Heri pun mengecam sikap PT Aditya Agroindo. Baginya, perusahaan itu telah mengabaikan hak buruh atas kepesertaan BPJS Kesehatan. Di sisi lain, perusahaan juga dianggap tak punya empati dan tak berprikemanusiaan.
"Saya prihatin dengan kasus ini. Mestinya, jika memang karyawannya belum terdaftar BPJS, paling tidak membantu biaya pengobatan. Bukan terkesan lepas tangan,” ucapnya.
"Tapi ini kan tidak. Makanya, kita minta pemerintah melakukan pengawasan dan memanggil pihak perusahaan," desak legislator Golkar ini.
Heri yakin, kasus serupa juga terjadi di perusahaan yang lain. Untuk itu, dia meminta pemerintah provinsi dan kabupaten, harus segera menjadikan kasus ini sebagai pintu masuk untuk menertibkan semua perusahaan.
Di sisi lain, pemerintah juga diminta mendata seluruh pekerja dan buruh perusahaan sawit di Kalbar. Sebab, data menjadi penting untuk melakukan pengawasan dan memastikan, semua buruh mendapatkan gaji yang layak dan terlindungi jaminan kesehatannya.
"Kita tak ingin kasus serupa terulang kembali," tegasnya.
Sebelumnya, Sekretaris Federasi Serikat Buruh Kebun Sawit Kalimantan Barat (FSBKS Kalbar), Muali mengungkapkan, balita bernama Safira mengalami kejang-kejang dan dilarikan ayahnya ke klinik kebun.
Namun, klinik tak memiliki fasilitas kesehatan yang memadai.
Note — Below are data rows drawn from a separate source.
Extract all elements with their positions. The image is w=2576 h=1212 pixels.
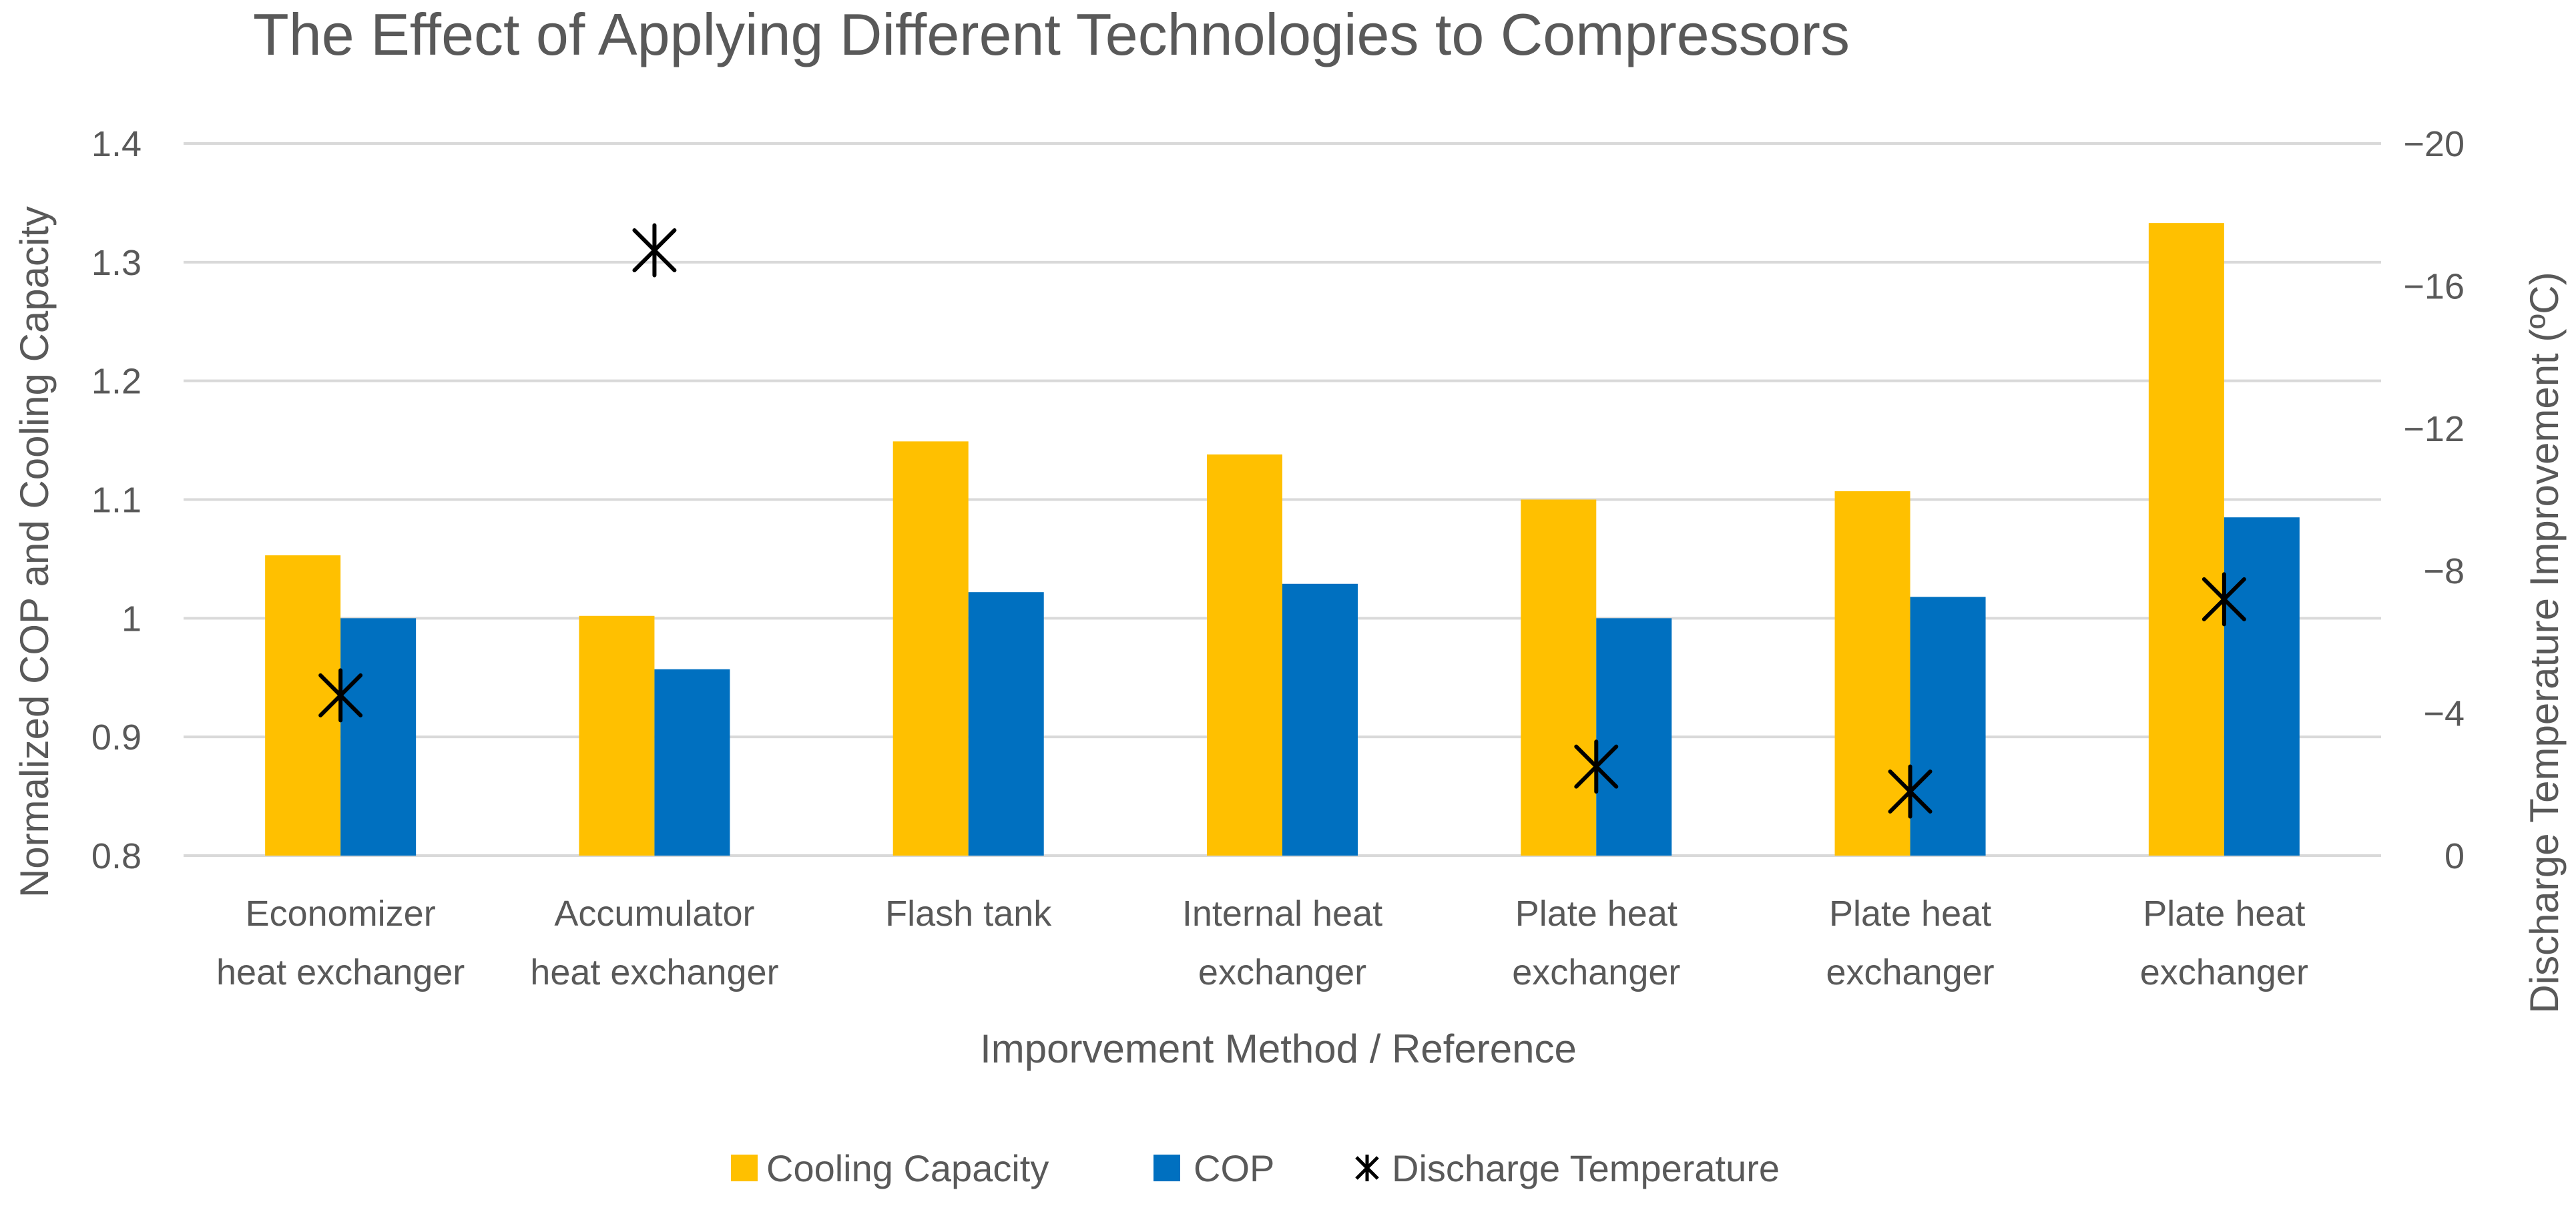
category-label: Accumulator xyxy=(554,894,754,934)
cop-bar xyxy=(1596,618,1672,856)
legend: Cooling Capacity COP Discharge Temperature xyxy=(731,1147,1780,1189)
cop-bar xyxy=(1910,597,1986,856)
category-label: exchanger xyxy=(1198,952,1366,992)
category-label: heat exchanger xyxy=(216,952,465,992)
discharge-temperature-marker xyxy=(1888,764,1933,819)
cop-bar xyxy=(1282,583,1358,856)
y2-tick-label: −8 xyxy=(2423,551,2465,591)
cooling-capacity-bar xyxy=(579,615,655,856)
legend-swatch-discharge-temperature xyxy=(1355,1155,1379,1181)
category-label: Plate heat xyxy=(2143,894,2305,934)
cop-bar xyxy=(340,618,417,856)
category-label: Economizer xyxy=(246,894,436,934)
y-tick-label: 0.9 xyxy=(91,717,142,758)
legend-label-discharge-temperature: Discharge Temperature xyxy=(1392,1147,1780,1189)
legend-label-cop: COP xyxy=(1194,1147,1274,1189)
cooling-capacity-bar xyxy=(1207,454,1282,856)
cop-bar xyxy=(2224,517,2300,856)
legend-swatch-cop xyxy=(1153,1155,1180,1181)
discharge-markers xyxy=(318,223,2246,819)
y-tick-label: 1.2 xyxy=(91,362,142,402)
y2-tick-label: 0 xyxy=(2444,836,2465,876)
y-tick-label: 1.1 xyxy=(91,481,142,521)
discharge-temperature-marker xyxy=(1574,739,1619,794)
category-labels: Economizer heat exchanger Accumulator heat … xyxy=(216,894,2308,992)
category-label: exchanger xyxy=(2140,952,2308,992)
y2-tick-label: −20 xyxy=(2403,124,2465,164)
y-tick-label: 1 xyxy=(121,599,142,639)
x-axis-title: Imporvement Method / Reference xyxy=(980,1026,1577,1071)
discharge-temperature-marker xyxy=(2202,572,2246,627)
category-label: Flash tank xyxy=(885,894,1052,934)
category-label: exchanger xyxy=(1512,952,1680,992)
cop-bar xyxy=(654,669,730,856)
primary-y-axis-ticks: 0.8 0.9 1 1.1 1.2 1.3 1.4 xyxy=(91,124,142,876)
y-tick-label: 1.3 xyxy=(91,243,142,283)
cooling-capacity-bar xyxy=(1834,491,1910,856)
y2-tick-label: −16 xyxy=(2403,266,2465,306)
category-label: Internal heat xyxy=(1182,894,1382,934)
cooling-capacity-bar xyxy=(2148,223,2224,856)
secondary-y-axis-ticks: 0 −4 −8 −12 −16 −20 xyxy=(2403,124,2465,876)
legend-label-cooling-capacity: Cooling Capacity xyxy=(766,1147,1049,1189)
y-tick-label: 0.8 xyxy=(91,836,142,876)
y2-tick-label: −4 xyxy=(2423,694,2465,734)
y-axis-title: Normalized COP and Cooling Capacity xyxy=(12,206,57,898)
y2-axis-title: Discharge Temperature Improvement (ºC) xyxy=(2522,272,2567,1013)
category-label: heat exchanger xyxy=(530,952,778,992)
discharge-temperature-marker xyxy=(632,223,677,278)
y2-tick-label: −12 xyxy=(2403,409,2465,449)
bars xyxy=(265,223,2300,856)
discharge-temperature-marker xyxy=(318,668,363,723)
legend-swatch-cooling-capacity xyxy=(731,1155,758,1181)
category-label: exchanger xyxy=(1826,952,1994,992)
category-label: Plate heat xyxy=(1515,894,1678,934)
chart-title: The Effect of Applying Different Technol… xyxy=(253,1,1850,67)
cooling-capacity-bar xyxy=(1521,499,1597,856)
y-tick-label: 1.4 xyxy=(91,124,142,164)
category-label: Plate heat xyxy=(1829,894,1991,934)
cop-bar xyxy=(968,592,1044,856)
cooling-capacity-bar xyxy=(892,441,969,856)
Sehingga, Safira direkomendasikan dibawa ke Puskesmas Balai Bekuak Simpang Hulu, agar bisa ditangani lebih intensif.
Sementara Puskesmas Balai Bekuak Simpang Hulu juga menyarankan agar Safira dirujuk ke rumah sakit besar di Pontianak.
Namun, apa daya, ayahnya Yohanes Talelu, yang hanya buruh harian lepas PT Aditya Agroindo, tidak memiliki BPJS Kesehatan.
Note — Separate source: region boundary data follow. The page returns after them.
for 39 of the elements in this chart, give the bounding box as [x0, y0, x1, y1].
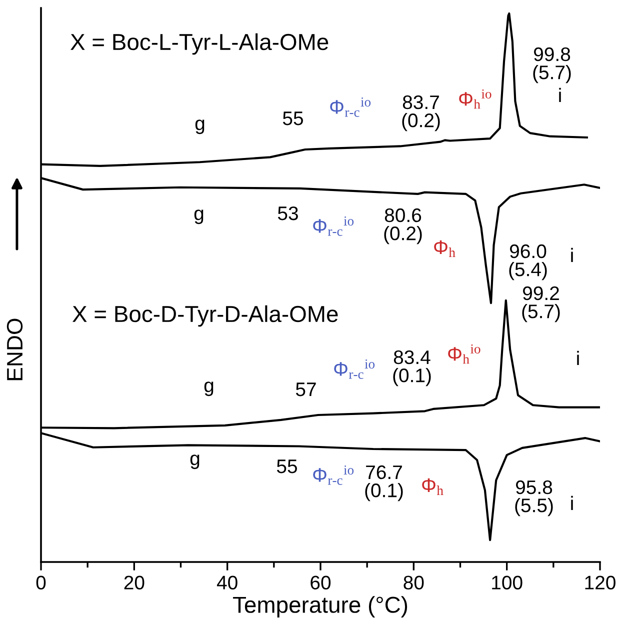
- annotation: 57: [296, 382, 316, 396]
- annotation: 76.7 (0.1): [365, 465, 403, 502]
- annotation: 55: [282, 112, 303, 126]
- annotation: 55: [276, 460, 297, 474]
- annotation: 80.6 (0.2): [384, 208, 422, 244]
- annotation: 95.8 (5.5): [515, 480, 553, 516]
- annotation: i: [571, 496, 573, 510]
- annotation: g: [204, 382, 214, 396]
- x-axis-title: Temperature (°C): [233, 596, 408, 618]
- annotation: 99.8 (5.7): [533, 47, 571, 84]
- x-tick-label: 120: [585, 576, 616, 590]
- annotation: g: [194, 210, 204, 224]
- annotation: 99.2 (5.7): [522, 286, 560, 322]
- annotation: 53: [278, 206, 298, 220]
- annotation: Φ$_{h}$$^{io}$: [448, 344, 480, 364]
- annotation: X = Boc-L-Tyr-L-Ala-OMe: [70, 33, 328, 55]
- annotation: Φ$_{h}$: [434, 240, 456, 257]
- annotation: 83.4 (0.1): [393, 350, 431, 386]
- annotation: i: [571, 248, 573, 262]
- annotation: g: [195, 120, 204, 134]
- annotation: Φ$_{r-c}$$^{io}$: [334, 359, 375, 379]
- annotation: 83.7 (0.2): [402, 95, 440, 132]
- annotation: Φ$_{h}$: [422, 478, 444, 495]
- annotation: Φ$_{r-c}$$^{io}$: [330, 97, 371, 117]
- annotation: Φ$_{h}$$^{io}$: [459, 89, 492, 109]
- annotation: X = Boc-D-Tyr-D-Ala-OMe: [72, 305, 338, 327]
- annotation: g: [190, 454, 200, 470]
- y-axis-title: ENDO: [6, 318, 23, 380]
- annotation: i: [559, 88, 561, 102]
- x-tick-label: 60: [310, 576, 331, 590]
- x-tick-label: 80: [404, 576, 424, 590]
- x-tick-label: 100: [492, 576, 522, 590]
- x-tick-label: 0: [36, 576, 46, 590]
- annotation: i: [577, 350, 579, 366]
- x-tick-label: 20: [124, 576, 144, 590]
- annotation: Φ$_{r-c}$$^{io}$: [313, 465, 354, 485]
- x-tick-label: 40: [216, 576, 238, 590]
- annotation: 96.0 (5.4): [509, 244, 547, 280]
- annotation: Φ$_{r-c}$$^{io}$: [313, 216, 354, 236]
Di samping itu, pendapatannya pun tidak mencukupi untuk membiayai transportasi dan perawatan sang anak di rumah sakit.
"Akhirnya upaya rujukan urung dilakukan," kata Maulia.
Tak tinggal diam, pengurus serikat pun berkoordinasi dengan manajemen perusahan untuk membawa Safira ke rumah sakit, dengan memohon bantuan biaya.
"Namun lagi-lagi pihak manajemen (perusahaan) menolak," ucap Mailia.
Akhirnya, Safira kembali dirawat di klinik kebun dengan fasilitas sangat terbatas. Karena kondi kesehatannya terus menurun, pengurus serikat memutuskan merujuk Safira ke rumah sakit Pontianak.
"Namun, kurang lebih pukul 23.30 WIB dikabarkan oleh pengurus serikat balita tersebut telah meninggal dunia," ungkapnya.
Muali pun mengecam sikap perusahan yang tak memiki empati. Baginya, perusahaan tersebut sudah melanggar HAM dan gagal menjalankan kewajiban dasar terhadap pekerja dan keluarganya.
PT Aditya Agroindo sendri merupkan aggota GAPKI. Namun, nilai-nilai tanggung jawab sosial yang dibekali organisasi diabaikan. Bagi Maulia, kasus ini membuktikan adanya jurang antara klaim dan kenyataan di lapangan.
"Indikasi besar perusahan telah melanggar Undang-Undang dan peraturan yang merujuk pada tindakan pidana," paparnya.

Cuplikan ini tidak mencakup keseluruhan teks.